Му Жунбо притворился мёртвым, потому что настоятель Сюаньцзы всё больше подозревал его и мог разоблачить, сделав общим врагом мира воинов и погубив его планы по восстановлению государства.
Но зачем тогда старому монаху притворяться мёртвым? Почему он бросил жену и сына в трауре и ушёл в Шаолинь метлой мести?
Цзян Минчжэ как раз размышлял об этом, когда вдруг услышал зловещий голос Старейшины Тяньшань:
— Вот оно что! Му Жунбо, так ты племянник той суки Ли Цюйшуй! Неудивительно, что Бао-Бао, увидев тебя, сразу почувствовала злость в животе!
Сука!
Услышав это ругательство, Цзян Минчжэ вдруг озарился. В голове мелькнула молния, и он громко воскликнул:
— Я понял! Теперь я знаю, почему ты, старый монах, прячешься здесь, подметая двор!
От его крика все вокруг обернулись. Даже Старейшина Тяньшань, забыв на миг про «племянника-суку», заинтересованно уставилась на него.
Цзян Минчжэ пристально вгляделся в черты лица старого монаха: узкий лоб, высокий прямой нос с крючковатым кончиком, узкие глаза. А вот Му Жунбо и Му Жуньфу — оба красивы и изящны.
Чем дольше он смотрел, тем твёрже становилась его уверенность.
Лицо монаха посинело от ярости. Его добродушное выражение сменилось зловещей жестокостью. Вся его аура стала ледяной, и казалось, он вот-вот нападёт.
Отец и сын Му Жун переглянулись — у обоих возникло крайне дурное предчувствие.
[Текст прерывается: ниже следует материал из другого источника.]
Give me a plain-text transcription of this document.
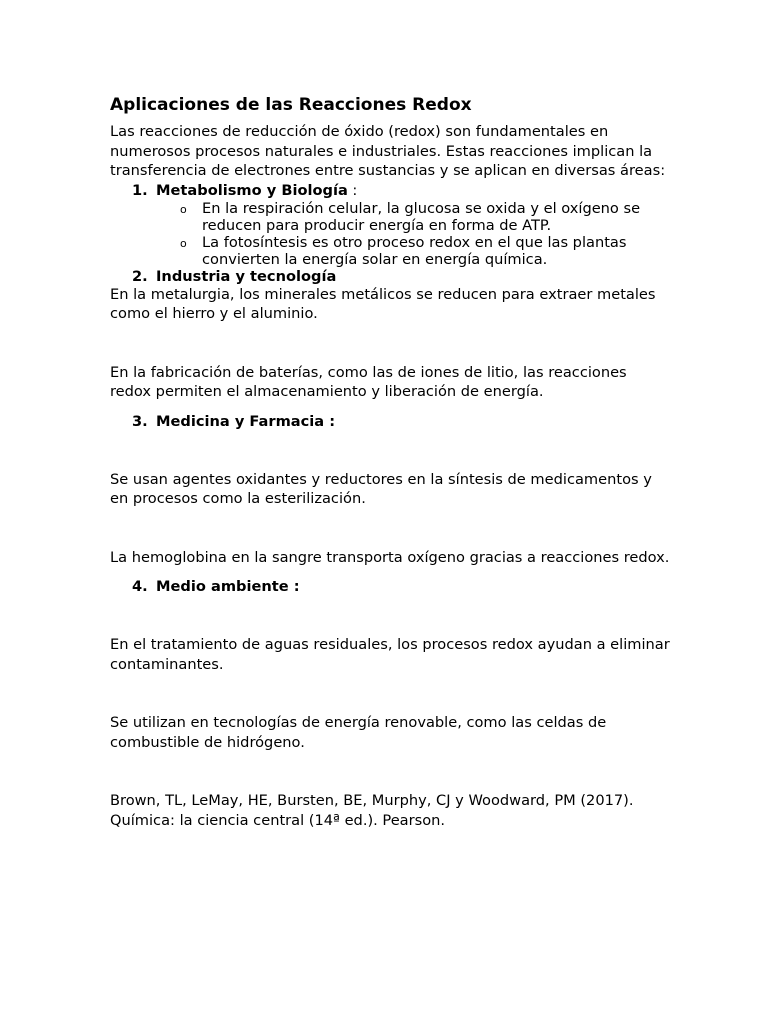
Aplicaciones de las Reacciones Redox

Las reacciones de reducción de óxido (redox) son fundamentales en numerosos procesos naturales e industriales. Estas reacciones implican la transferencia de electrones entre sustancias y se aplican en diversas áreas:

1. Metabolismo y Biología :
o En la respiración celular, la glucosa se oxida y el oxígeno se reducen para producir energía en forma de ATP.
o La fotosíntesis es otro proceso redox en el que las plantas convierten la energía solar en energía química.
2. Industria y tecnología

En la metalurgia, los minerales metálicos se reducen para extraer metales como el hierro y el aluminio.

En la fabricación de baterías, como las de iones de litio, las reacciones redox permiten el almacenamiento y liberación de energía.

3. Medicina y Farmacia :

Se usan agentes oxidantes y reductores en la síntesis de medicamentos y en procesos como la esterilización.

La hemoglobina en la sangre transporta oxígeno gracias a reacciones redox.

4. Medio ambiente :

En el tratamiento de aguas residuales, los procesos redox ayudan a eliminar contaminantes.

Se utilizan en tecnologías de energía renovable, como las celdas de combustible de hidrógeno.

Brown, TL, LeMay, HE, Bursten, BE, Murphy, CJ y Woodward, PM (2017). Química: la ciencia central (14ª ed.). Pearson.
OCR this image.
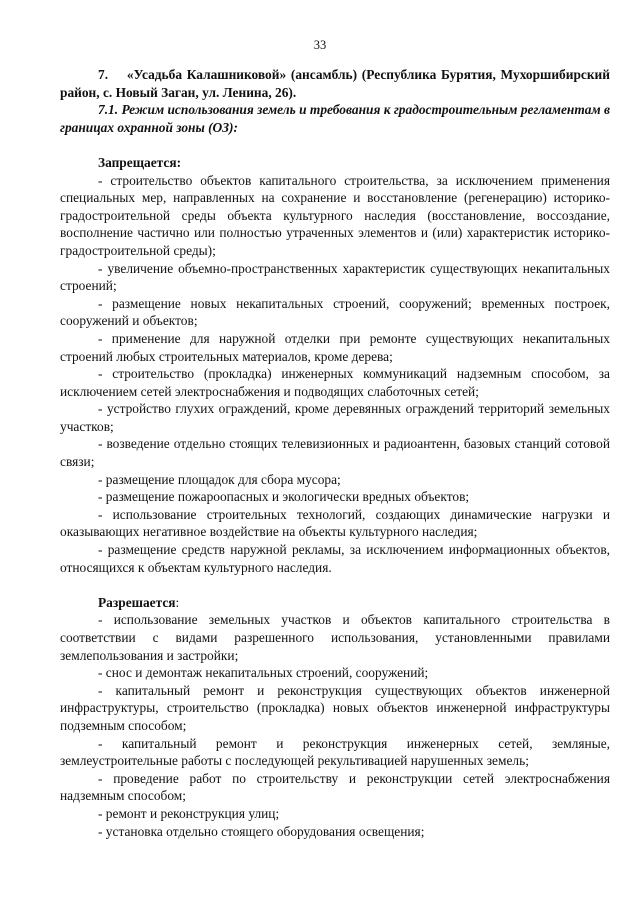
33

7.    «Усадьба Калашниковой» (ансамбль) (Республика Бурятия, Мухоршибирский район, с. Новый Заган, ул. Ленина, 26).

7.1. Режим использования земель и требования к градостроительным регламентам в границах охранной зоны (ОЗ):

Запрещается:

- строительство объектов капитального строительства, за исключением применения специальных мер, направленных на сохранение и восстановление (регенерацию) историко-градостроительной среды объекта культурного наследия (восстановление, воссоздание, восполнение частично или полностью утраченных элементов и (или) характеристик историко-градостроительной среды);

- увеличение объемно-пространственных характеристик существующих некапитальных строений;

- размещение новых некапитальных строений, сооружений; временных построек, сооружений и объектов;

- применение для наружной отделки при ремонте существующих некапитальных строений любых строительных материалов, кроме дерева;

- строительство (прокладка) инженерных коммуникаций надземным способом, за исключением сетей электроснабжения и подводящих слаботочных сетей;

- устройство глухих ограждений, кроме деревянных ограждений территорий земельных участков;

- возведение отдельно стоящих телевизионных и радиоантенн, базовых станций сотовой связи;

- размещение площадок для сбора мусора;

- размещение пожароопасных и экологически вредных объектов;

- использование строительных технологий, создающих динамические нагрузки и оказывающих негативное воздействие на объекты культурного наследия;

- размещение средств наружной рекламы, за исключением информационных объектов, относящихся к объектам культурного наследия.

Разрешается:

- использование земельных участков и объектов капитального строительства в соответствии с видами разрешенного использования, установленными правилами землепользования и застройки;

- снос и демонтаж некапитальных строений, сооружений;

- капитальный ремонт и реконструкция существующих объектов инженерной инфраструктуры, строительство (прокладка) новых объектов инженерной инфраструктуры подземным способом;

- капитальный ремонт и реконструкция инженерных сетей, земляные, землеустроительные работы с последующей рекультивацией нарушенных земель;

- проведение работ по строительству и реконструкции сетей электроснабжения надземным способом;

- ремонт и реконструкция улиц;

- установка отдельно стоящего оборудования освещения;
Старейшина Тяньшань моргнула, хлопнула в ладоши и радостно воскликнула:
— Ах! Неужели младшая сестра той суки тоже изменила мужу и стала маленькой сучкой?
Старый монах рявкнул:
— Замолчи!
Но Старейшина Тяньшань ничуть его не боялась. Она громко расхохоталась и уже собиралась что-то сказать, как вдруг Цзюймо Чжи заговорил:
— Разве не так я и говорил? Сорок три года подметал двор — пыль снаружи смыта, но привязанность к «я» осталась. На что же тогда потрачены эти сорок три года?
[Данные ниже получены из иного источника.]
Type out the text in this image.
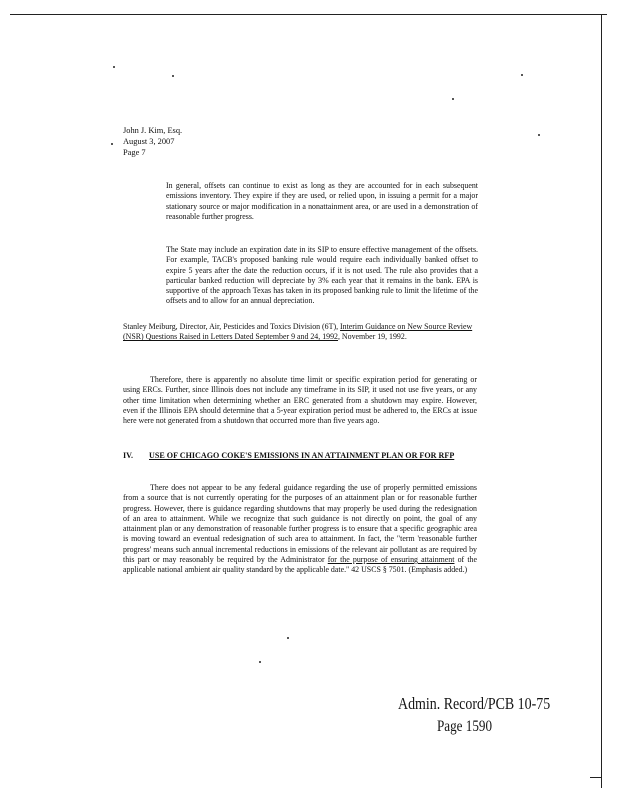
John J. Kim, Esq.
August 3, 2007
Page 7
In general, offsets can continue to exist as long as they are accounted for in each subsequent emissions inventory. They expire if they are used, or relied upon, in issuing a permit for a major stationary source or major modification in a nonattainment area, or are used in a demonstration of reasonable further progress.
The State may include an expiration date in its SIP to ensure effective management of the offsets. For example, TACB's proposed banking rule would require each individually banked offset to expire 5 years after the date the reduction occurs, if it is not used. The rule also provides that a particular banked reduction will depreciate by 3% each year that it remains in the bank. EPA is supportive of the approach Texas has taken in its proposed banking rule to limit the lifetime of the offsets and to allow for an annual depreciation.
Stanley Meiburg, Director, Air, Pesticides and Toxics Division (6T), Interim Guidance on New Source Review (NSR) Questions Raised in Letters Dated September 9 and 24, 1992, November 19, 1992.
Therefore, there is apparently no absolute time limit or specific expiration period for generating or using ERCs. Further, since Illinois does not include any timeframe in its SIP, it used not use five years, or any other time limitation when determining whether an ERC generated from a shutdown may expire. However, even if the Illinois EPA should determine that a 5-year expiration period must be adhered to, the ERCs at issue here were not generated from a shutdown that occurred more than five years ago.
IV. USE OF CHICAGO COKE'S EMISSIONS IN AN ATTAINMENT PLAN OR FOR RFP
There does not appear to be any federal guidance regarding the use of properly permitted emissions from a source that is not currently operating for the purposes of an attainment plan or for reasonable further progress. However, there is guidance regarding shutdowns that may properly be used during the redesignation of an area to attainment. While we recognize that such guidance is not directly on point, the goal of any attainment plan or any demonstration of reasonable further progress is to ensure that a specific geographic area is moving toward an eventual redesignation of such area to attainment. In fact, the "term 'reasonable further progress' means such annual incremental reductions in emissions of the relevant air pollutant as are required by this part or may reasonably be required by the Administrator for the purpose of ensuring attainment of the applicable national ambient air quality standard by the applicable date." 42 USCS § 7501. (Emphasis added.)
Admin. Record/PCB 10-75
Page 1590
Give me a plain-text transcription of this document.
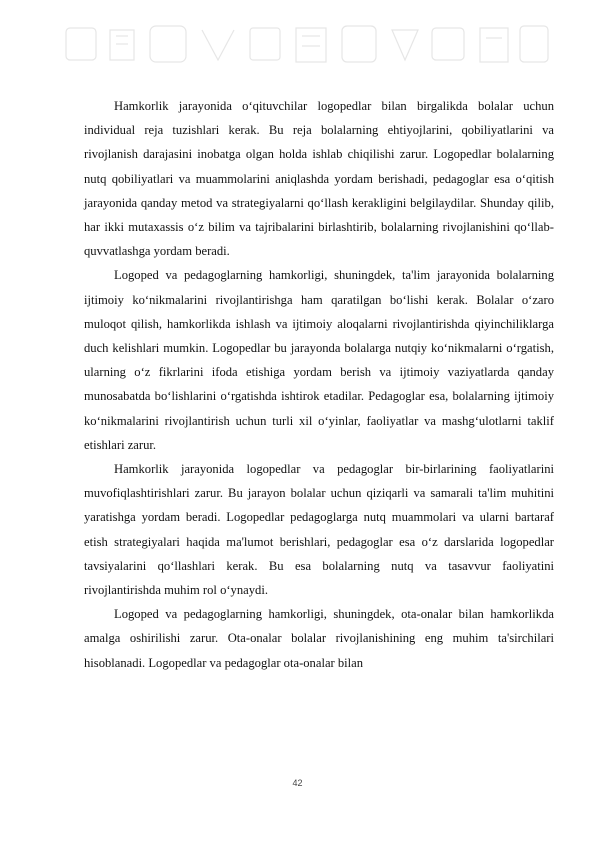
Hamkorlik jarayonida o‘qituvchilar logopedlar bilan birgalikda bolalar uchun individual reja tuzishlari kerak. Bu reja bolalarning ehtiyojlarini, qobiliyatlarini va rivojlanish darajasini inobatga olgan holda ishlab chiqilishi zarur. Logopedlar bolalarning nutq qobiliyatlari va muammolarini aniqlashda yordam berishadi, pedagoglar esa o‘qitish jarayonida qanday metod va strategiyalarni qo‘llash kerakligini belgilaydilar. Shunday qilib, har ikki mutaxassis o‘z bilim va tajribalarini birlashtirib, bolalarning rivojlanishini qo‘llab-quvvatlashga yordam beradi.

Logoped va pedagoglarning hamkorligi, shuningdek, ta'lim jarayonida bolalarning ijtimoiy ko‘nikmalarini rivojlantirishga ham qaratilgan bo‘lishi kerak. Bolalar o‘zaro muloqot qilish, hamkorlikda ishlash va ijtimoiy aloqalarni rivojlantirishda qiyinchiliklarga duch kelishlari mumkin. Logopedlar bu jarayonda bolalarga nutqiy ko‘nikmalarni o‘rgatish, ularning o‘z fikrlarini ifoda etishiga yordam berish va ijtimoiy vaziyatlarda qanday munosabatda bo‘lishlarini o‘rgatishda ishtirok etadilar. Pedagoglar esa, bolalarning ijtimoiy ko‘nikmalarini rivojlantirish uchun turli xil o‘yinlar, faoliyatlar va mashg‘ulotlarni taklif etishlari zarur.

Hamkorlik jarayonida logopedlar va pedagoglar bir-birlarining faoliyatlarini muvofiqlashtirishlari zarur. Bu jarayon bolalar uchun qiziqarli va samarali ta'lim muhitini yaratishga yordam beradi. Logopedlar pedagoglarga nutq muammolari va ularni bartaraf etish strategiyalari haqida ma'lumot berishlari, pedagoglar esa o‘z darslarida logopedlar tavsiyalarini qo‘llashlari kerak. Bu esa bolalarning nutq va tasavvur faoliyatini rivojlantirishda muhim rol o‘ynaydi.

Logoped va pedagoglarning hamkorligi, shuningdek, ota-onalar bilan hamkorlikda amalga oshirilishi zarur. Ota-onalar bolalar rivojlanishining eng muhim ta'sirchilari hisoblanadi. Logopedlar va pedagoglar ota-onalar bilan

42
Тело старого монаха содрогнулось. Гнев мгновенно исчез с его лица. Он бросил метлу, сложил ладони и произнёс:
— Сорок три года — мираж и туман. Любовь и ненависть, радость и боль, белые кости и сухие черепа, прошлая жизнь и дела — всё давно сметено. Зеркало чисто, но не зеркало — где же пыль? Амитабха! Благо, благо!